MR. LEHRER: Mr. Meltzer -- let me go to Mr. Meltzer on this. We had a small businessman in a report last night that Judy Woodruff did from Chillicothe, Ohio, who said just exactly what, what Dr. Tyson just said. He runs a little pizza parlor out there. He looked at this, said just the opposite of Mr. Roush said, that from his point of view that in the long run this was going to help him. And do you disagree with that?
MR. MELTZER: Yes. I --
MR. LEHRER: He's got it wrong?
MR. MELTZER: Well, he probably believes that that's going to happen.
MR. LEHRER: Right.
MR. MELTZER: And there will probably be some people who will create jobs, but we have to look at the whole program, right? And I think the first thing that I would say about the long-term program is, it's a disappointment because there was an opportunity here to make a major restructuring in the American economy by shifting, as they say they want to do, resources in the economy from consumption into investment.
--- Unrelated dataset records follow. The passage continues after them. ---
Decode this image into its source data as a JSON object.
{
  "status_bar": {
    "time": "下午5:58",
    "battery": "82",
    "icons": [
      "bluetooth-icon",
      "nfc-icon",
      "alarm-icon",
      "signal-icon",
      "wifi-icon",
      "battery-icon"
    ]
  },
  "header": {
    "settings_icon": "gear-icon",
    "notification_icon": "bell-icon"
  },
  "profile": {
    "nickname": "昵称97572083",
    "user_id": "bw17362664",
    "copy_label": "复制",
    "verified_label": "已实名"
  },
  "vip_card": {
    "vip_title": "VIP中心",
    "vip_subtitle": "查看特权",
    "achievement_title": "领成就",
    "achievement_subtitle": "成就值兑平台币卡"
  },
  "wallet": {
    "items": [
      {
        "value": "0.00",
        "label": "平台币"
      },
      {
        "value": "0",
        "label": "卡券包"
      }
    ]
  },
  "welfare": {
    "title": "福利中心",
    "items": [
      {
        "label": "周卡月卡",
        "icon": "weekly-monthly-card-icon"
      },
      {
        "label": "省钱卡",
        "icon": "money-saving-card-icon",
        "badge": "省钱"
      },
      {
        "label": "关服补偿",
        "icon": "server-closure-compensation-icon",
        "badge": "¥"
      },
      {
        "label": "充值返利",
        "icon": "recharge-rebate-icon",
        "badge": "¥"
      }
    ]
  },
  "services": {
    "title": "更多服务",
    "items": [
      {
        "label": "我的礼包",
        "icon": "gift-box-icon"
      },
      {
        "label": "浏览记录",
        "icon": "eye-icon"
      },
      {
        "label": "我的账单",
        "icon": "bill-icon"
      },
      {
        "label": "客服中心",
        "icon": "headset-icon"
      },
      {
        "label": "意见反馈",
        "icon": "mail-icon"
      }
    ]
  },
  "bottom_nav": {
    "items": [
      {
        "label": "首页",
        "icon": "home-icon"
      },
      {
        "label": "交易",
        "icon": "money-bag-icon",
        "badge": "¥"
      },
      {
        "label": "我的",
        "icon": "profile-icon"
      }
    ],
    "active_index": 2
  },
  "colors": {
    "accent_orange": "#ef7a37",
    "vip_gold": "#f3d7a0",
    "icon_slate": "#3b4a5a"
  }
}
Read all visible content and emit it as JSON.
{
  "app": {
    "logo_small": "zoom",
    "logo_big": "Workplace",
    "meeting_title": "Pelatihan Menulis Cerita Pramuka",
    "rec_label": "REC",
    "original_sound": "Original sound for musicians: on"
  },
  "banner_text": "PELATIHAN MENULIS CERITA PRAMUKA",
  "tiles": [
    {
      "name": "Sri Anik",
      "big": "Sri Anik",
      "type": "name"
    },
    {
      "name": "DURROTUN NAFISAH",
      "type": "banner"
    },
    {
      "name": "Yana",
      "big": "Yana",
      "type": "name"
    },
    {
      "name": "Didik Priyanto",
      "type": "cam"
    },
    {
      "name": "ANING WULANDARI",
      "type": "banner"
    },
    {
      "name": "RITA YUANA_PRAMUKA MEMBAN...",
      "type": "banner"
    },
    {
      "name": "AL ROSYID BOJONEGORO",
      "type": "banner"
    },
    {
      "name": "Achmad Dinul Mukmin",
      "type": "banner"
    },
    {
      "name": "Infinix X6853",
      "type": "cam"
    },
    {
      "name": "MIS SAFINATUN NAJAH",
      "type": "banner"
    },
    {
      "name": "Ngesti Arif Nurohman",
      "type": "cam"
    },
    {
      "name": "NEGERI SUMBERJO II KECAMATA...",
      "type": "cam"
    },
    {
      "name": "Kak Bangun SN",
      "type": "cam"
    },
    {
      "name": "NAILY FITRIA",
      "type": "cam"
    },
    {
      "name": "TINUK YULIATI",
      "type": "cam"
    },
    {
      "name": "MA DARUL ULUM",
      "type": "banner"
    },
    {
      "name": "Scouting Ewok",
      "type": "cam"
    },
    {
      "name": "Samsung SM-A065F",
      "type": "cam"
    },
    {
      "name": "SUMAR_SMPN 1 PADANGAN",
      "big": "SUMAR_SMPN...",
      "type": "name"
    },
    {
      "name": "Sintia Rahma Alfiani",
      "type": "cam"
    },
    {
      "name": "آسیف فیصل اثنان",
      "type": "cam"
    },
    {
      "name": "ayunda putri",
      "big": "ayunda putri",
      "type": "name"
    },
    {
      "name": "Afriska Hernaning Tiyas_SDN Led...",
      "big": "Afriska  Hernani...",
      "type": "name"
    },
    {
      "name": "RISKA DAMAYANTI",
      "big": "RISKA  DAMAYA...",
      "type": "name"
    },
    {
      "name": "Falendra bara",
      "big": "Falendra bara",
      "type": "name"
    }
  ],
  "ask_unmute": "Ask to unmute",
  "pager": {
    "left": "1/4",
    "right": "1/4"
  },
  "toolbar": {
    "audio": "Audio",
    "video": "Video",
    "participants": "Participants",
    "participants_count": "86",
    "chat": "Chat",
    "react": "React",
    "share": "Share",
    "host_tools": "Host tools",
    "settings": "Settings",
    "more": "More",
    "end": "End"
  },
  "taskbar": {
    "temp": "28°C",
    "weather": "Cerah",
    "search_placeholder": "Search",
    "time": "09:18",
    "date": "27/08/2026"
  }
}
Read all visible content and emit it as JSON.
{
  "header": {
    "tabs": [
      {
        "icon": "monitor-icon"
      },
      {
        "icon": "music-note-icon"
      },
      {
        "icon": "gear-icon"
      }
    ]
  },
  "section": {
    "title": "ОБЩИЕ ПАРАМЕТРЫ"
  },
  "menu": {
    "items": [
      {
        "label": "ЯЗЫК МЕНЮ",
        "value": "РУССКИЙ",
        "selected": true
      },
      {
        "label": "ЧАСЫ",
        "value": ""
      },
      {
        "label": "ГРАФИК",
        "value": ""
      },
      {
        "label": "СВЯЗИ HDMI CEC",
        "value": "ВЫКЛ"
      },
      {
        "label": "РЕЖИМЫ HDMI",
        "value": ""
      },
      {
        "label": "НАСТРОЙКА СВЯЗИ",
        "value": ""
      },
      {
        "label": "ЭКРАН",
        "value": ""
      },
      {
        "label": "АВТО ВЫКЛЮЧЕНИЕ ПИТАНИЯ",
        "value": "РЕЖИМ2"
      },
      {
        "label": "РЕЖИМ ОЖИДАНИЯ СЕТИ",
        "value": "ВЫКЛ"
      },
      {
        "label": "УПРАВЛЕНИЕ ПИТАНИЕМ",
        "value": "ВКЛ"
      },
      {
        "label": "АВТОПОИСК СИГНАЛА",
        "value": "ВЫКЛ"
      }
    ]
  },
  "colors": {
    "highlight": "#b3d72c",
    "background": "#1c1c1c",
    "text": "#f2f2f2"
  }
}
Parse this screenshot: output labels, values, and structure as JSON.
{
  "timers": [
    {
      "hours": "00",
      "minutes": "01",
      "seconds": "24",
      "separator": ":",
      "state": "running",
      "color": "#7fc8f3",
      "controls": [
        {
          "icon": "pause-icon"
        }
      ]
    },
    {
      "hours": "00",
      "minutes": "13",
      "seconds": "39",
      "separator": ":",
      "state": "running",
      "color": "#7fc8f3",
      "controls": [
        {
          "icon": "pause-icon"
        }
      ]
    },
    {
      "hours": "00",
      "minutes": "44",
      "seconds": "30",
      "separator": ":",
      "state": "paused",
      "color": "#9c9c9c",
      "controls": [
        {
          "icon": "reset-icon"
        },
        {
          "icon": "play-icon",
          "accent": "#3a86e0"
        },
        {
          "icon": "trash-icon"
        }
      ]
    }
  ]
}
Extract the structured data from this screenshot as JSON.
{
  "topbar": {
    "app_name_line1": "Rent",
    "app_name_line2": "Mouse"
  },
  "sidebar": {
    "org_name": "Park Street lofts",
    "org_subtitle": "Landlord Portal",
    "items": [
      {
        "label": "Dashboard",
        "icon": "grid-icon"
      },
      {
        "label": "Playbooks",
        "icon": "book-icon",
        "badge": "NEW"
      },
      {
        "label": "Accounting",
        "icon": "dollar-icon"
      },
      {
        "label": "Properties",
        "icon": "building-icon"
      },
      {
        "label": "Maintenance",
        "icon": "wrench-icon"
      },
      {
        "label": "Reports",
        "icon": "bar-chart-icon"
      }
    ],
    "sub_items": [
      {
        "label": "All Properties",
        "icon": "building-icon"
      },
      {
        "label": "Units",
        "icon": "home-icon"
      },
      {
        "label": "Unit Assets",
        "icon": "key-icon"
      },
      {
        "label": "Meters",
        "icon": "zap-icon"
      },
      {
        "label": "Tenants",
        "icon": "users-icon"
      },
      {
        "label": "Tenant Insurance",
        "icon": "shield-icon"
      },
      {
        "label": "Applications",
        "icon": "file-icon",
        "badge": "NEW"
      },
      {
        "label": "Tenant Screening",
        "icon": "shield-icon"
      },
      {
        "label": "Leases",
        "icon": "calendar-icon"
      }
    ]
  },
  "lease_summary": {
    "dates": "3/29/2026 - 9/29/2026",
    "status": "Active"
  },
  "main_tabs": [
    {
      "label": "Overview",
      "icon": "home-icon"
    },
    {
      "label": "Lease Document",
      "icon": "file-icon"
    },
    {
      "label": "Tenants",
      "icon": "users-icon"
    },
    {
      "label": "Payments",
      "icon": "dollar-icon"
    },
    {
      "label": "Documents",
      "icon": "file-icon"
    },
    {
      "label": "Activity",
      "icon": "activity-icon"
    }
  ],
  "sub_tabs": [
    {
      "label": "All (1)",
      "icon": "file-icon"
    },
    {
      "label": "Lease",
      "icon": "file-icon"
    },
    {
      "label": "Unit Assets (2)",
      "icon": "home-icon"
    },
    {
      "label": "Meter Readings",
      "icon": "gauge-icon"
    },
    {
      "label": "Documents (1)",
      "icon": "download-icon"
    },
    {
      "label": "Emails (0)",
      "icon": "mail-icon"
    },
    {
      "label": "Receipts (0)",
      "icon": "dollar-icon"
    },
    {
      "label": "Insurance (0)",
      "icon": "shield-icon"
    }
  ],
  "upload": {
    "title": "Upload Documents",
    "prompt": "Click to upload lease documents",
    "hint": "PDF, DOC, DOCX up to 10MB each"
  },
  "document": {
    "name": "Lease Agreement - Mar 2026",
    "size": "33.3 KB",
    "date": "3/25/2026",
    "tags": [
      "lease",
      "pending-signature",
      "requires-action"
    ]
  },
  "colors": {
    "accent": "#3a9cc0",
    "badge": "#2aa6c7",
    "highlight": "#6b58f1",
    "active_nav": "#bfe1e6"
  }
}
They don't do that. Basically what they do is they have a big tax increase now, they're going to have another tax increase when the Medicare program comes through, and on their own numbers, the structural deficit in 1997 is going to be $130 billion smaller than it is today, so there's no period in this whole experience on their numbers in which the structural deficit, which is what we want to look at, what the economy would do at full employment, is -- ever goes below $200 billion. So we're still going to be left with a big deficit, we're still going to be left with adding onto the public debt every year, and we're going to have two big tax increases and then where are we? So that's a very big disappointment. What the program should have done was to shift taxes from investment onto consumption, i.e., to get the economy to save more and to consume less, and they're not doing that. I mean, they have things in there, for example, in their program, $9 billion for example for AIDS and public health research. They call that investment. It has nothing to do with investment.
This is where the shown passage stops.